Door zich te concentreren op deelnemers die een meer plantaardig dieet volgden, categoriseerden onderzoekers het dieet van elke deelnemer als ofwel gezond (als gevolg van een verhoogde consumptie van fruit, groenten, volle granen, noten, peulvruchten, oliën en thee of koffie) of ongezond (als gevolg van een verhoogde consumptie van sappen, gezoete dranken, geraffineerde granen, aardappelen en snoep). Alleen deelnemers die een gezond plantaardig dieet volgden, hadden een significante vermindering van het cardiovasculaire risico vergeleken met degenen die meer dierlijke producten aten.
Verschillen in eetpatronen – en daarmee samenhangende cardiovasculaire risicoreductie – werden ook waargenomen bij vrouwen en mannen.

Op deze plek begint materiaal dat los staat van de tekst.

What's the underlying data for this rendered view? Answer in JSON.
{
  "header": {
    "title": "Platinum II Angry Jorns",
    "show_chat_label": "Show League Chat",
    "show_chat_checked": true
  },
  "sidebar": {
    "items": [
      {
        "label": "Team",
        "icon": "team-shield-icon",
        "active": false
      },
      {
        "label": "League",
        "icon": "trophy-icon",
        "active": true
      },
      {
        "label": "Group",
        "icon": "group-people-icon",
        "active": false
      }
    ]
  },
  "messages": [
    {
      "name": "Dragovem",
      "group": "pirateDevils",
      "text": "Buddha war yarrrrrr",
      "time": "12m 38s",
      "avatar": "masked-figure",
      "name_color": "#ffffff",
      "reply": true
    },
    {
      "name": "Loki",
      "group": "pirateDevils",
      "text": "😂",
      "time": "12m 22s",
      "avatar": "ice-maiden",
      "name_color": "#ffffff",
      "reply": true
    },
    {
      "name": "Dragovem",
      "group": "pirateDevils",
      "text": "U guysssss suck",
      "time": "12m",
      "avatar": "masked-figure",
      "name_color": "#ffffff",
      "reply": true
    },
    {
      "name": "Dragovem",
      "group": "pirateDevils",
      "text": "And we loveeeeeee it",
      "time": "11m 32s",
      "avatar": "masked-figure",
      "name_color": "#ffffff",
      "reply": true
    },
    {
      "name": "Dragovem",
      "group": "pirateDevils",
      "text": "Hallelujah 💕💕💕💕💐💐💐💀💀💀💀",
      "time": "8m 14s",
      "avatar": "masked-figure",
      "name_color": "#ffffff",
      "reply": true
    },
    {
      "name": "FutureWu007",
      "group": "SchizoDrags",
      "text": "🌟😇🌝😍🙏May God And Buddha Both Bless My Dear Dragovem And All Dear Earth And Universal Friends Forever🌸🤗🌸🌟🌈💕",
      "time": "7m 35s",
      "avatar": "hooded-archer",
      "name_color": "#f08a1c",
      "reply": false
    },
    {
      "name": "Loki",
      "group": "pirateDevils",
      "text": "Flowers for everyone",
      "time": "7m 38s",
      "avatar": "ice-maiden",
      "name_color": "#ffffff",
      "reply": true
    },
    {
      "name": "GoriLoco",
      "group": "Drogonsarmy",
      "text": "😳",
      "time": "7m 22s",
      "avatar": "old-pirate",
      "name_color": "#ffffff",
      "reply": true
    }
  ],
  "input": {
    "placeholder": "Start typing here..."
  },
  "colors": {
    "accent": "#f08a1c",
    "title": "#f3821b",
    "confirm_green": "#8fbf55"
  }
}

Over het algemeen aten mannen ongeveer drie keer per dag, terwijl vrouwen de neiging hadden meer te snacken, vier tot vijf keer per dag. Tegelijkertijd vertoonden vrouwen een meer dramatische toename van het risico op hart- en vaatziekten bij het eten van een ongezond plantaardig dieet en een meer dramatische vermindering van het risico bij het eten van een gezond plantaardig dieet in vergelijking met mannen die in dezelfde twee categorieën vielen. Dit suggereert dat snacken op gezond voedsel nuttig kan zijn, terwijl snacken op ongezond voedsel hogere risico’s kan opleveren, zei Panagiotakos.
De studie werd beperkt door de afhankelijkheid van vragenlijsten om de voeding van deelnemers te volgen. De bevindingen ondersteunen echter het bewijs voor de voordelen voor de gezondheid van het hart van een plantaardig dieet en zouden toekomstige voedingsrichtlijnen kunnen helpen bij het voorkomen van hart- en vaatziekten.
“In de toekomst denk ik dat het nuttig zal zijn als richtlijnen voor de preventie van hart- en vaatziekten duidelijkere en specifieke voedingssuggesties bieden, in termen van het soort voedsel dat wordt aanbevolen en de porties die moeten worden geconsumeerd,” zei Panagiotakos.